EDITORIAL

Visão do Correio: A pandemia e a primeira infância

Correio Braziliense
postado em 24/09/2022 06:00

Na última quarta-feira, um estudo realizado pela Fundação Maria Cecília Souto Vidigal (FMCSV), com apoio do Fundo das Nações Unidas para a Infância (Unicef) e Itaú Social, mostrou a triste realidade do Brasil no período pós-pandemia no que tange a crianças de 0 a 6 anos — a primeira infância. O levantamento comparou 10 indicadores da qualidade de vida de crianças nessa faixa etária, entre os quais destacam-se saúde, educação, segurança alimentar e proteção.

Antes mesmo de afetar as crianças, os indicadores mostram prejuízos à saúde materna. Foram analisados dados de 15 variáveis de forma contínua, entre 2015 e 2021, cobrindo períodos antes e durante a pandemia.

A partir de 2020, e especialmente em 2021, observou-se um aumento vertiginoso na mortalidade materna em todo o país. Entre 2015 e 2019, o índice no Brasil se manteve praticamente estável, próxima a 60 óbitos maternos a cada 100 mil nascidos vivos, ainda muito acima das metas recomendadas nos Objetivos de Desenvolvimento Sustentável (30 óbitos a cada 100 mil nascidos vivos).

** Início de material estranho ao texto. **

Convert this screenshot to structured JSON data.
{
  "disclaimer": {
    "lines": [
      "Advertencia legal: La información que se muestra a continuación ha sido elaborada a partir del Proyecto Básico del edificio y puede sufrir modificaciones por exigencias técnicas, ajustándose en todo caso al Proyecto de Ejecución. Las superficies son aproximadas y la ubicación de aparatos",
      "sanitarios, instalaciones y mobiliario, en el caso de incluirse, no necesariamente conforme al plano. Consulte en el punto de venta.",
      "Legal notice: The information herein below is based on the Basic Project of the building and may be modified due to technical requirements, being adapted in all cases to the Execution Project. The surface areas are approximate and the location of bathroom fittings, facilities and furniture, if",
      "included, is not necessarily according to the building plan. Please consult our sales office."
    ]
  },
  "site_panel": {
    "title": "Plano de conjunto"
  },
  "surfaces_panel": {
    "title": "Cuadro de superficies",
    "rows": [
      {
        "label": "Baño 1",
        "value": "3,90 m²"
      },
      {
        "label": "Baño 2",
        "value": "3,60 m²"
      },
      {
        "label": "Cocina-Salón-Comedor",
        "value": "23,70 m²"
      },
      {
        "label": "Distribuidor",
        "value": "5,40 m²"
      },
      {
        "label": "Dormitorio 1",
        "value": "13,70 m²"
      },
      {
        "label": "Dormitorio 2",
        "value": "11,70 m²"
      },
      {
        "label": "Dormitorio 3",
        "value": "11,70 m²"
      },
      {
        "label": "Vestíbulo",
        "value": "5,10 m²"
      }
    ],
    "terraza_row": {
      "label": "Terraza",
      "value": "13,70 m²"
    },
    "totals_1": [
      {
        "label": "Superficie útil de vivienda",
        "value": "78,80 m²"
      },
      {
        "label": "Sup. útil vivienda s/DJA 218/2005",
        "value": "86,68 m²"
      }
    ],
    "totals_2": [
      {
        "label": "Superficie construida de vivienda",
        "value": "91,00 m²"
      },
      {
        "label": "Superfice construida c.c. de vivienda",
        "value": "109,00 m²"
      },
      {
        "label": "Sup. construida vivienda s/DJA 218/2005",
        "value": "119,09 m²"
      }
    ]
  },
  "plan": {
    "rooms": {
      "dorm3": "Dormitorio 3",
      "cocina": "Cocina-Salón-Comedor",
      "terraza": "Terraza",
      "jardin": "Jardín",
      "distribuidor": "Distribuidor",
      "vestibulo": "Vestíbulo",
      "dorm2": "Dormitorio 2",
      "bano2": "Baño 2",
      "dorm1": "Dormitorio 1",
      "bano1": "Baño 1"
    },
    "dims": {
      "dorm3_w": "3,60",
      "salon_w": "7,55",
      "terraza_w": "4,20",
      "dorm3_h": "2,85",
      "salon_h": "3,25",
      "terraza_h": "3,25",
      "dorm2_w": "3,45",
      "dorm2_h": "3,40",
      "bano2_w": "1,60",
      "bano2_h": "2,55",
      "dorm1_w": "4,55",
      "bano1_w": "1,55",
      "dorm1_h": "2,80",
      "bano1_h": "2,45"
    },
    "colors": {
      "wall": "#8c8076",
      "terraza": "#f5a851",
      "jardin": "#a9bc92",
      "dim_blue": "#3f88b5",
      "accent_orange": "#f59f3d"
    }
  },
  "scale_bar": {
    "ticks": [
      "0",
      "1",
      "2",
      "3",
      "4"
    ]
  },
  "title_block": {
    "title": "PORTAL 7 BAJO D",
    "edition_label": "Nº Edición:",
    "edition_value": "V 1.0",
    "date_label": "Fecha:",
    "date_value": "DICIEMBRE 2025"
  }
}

Desde o ano passado, entretanto, ocorreu um crescimento no número de mortes, que chegou a 113,6 óbitos a cada 100 mil nascidos vivos em 2021 — um incremento de 89,3% desde 2019 —, sendo a covid-19 a grande responsável. Mais da metade das mortes maternas decorreram de infecção pelo novo coronavírus (53,4%).

Foi registrada também queda da taxa de acompanhamento pré-natal, de 72,9% (mães que fizeram pelo menos sete consultas) para 72,2%. Com relação às crianças, a cobertura vacinal foi um dos dados que mais chamaram a atenção. Dos 10 imunizantes destinados à primeira infância, comparando 2019 e 2021, a cobertura da BCG, por exemplo, caiu de 86,6% para 68,6%; e a da poliomielite, de 84,1% para 69,4%.

A crise econômica também impactou a alimentação infantil. O percentual de crianças de 0 a 5 anos muito abaixo do peso subiu de 1,1%, em 2020, para 1,7%, em 2021, o correspondente a cerca de 325 mil crianças desnutridas a mais.

Em três anos, as creches registraram uma redução de 338 mil matrículas. A pesquisa mostra ainda que as crianças praticaram menos atividades físicas, interagiram e brincaram menos, ficaram mais tempo diante das telas e aprenderam menos.

Bem se sabe que as crianças que estão na primeira infância viveram praticamente metade da existência em estado de pandemia, ou seja, quase três anos de vida. E é justamente nessa fase, especialmente nos três primeiros anos, que o cérebro da criança, assim como as linguagens e habilidades nos mais diversos campos, se desenvolve mais rapidamente.

Por outro lado, é durante esse período que os fatores de risco mais interferem no resultado final, a exemplo da pobreza, insegurança alimentar, falta de acesso a serviços como saúde e educação, violência, entre outros, interferindo negativamente na formação intelectual e psíquica dessas crianças.

A redução da interação social, o fechamento das escolas, serviços e comércio, as perdas econômicas, o desemprego, as mortes, a apreensão pela descoberta de vacinas, problemas de ordem física e mental — todo esse emaranhado de questões rondou seres humanos da primeira infância durante o período pandêmico e ainda ronda, se observarmos que o "normal" não é mais aquele. Mesmo temas "mais sofisticados" para o universo infantil reverberaram sobre as rotinas dos pequenos. Além da atenção e acolhimento dos pais, a busca de profissionais da saúde mental é uma ajuda bem-vinda. Para pais e filhos.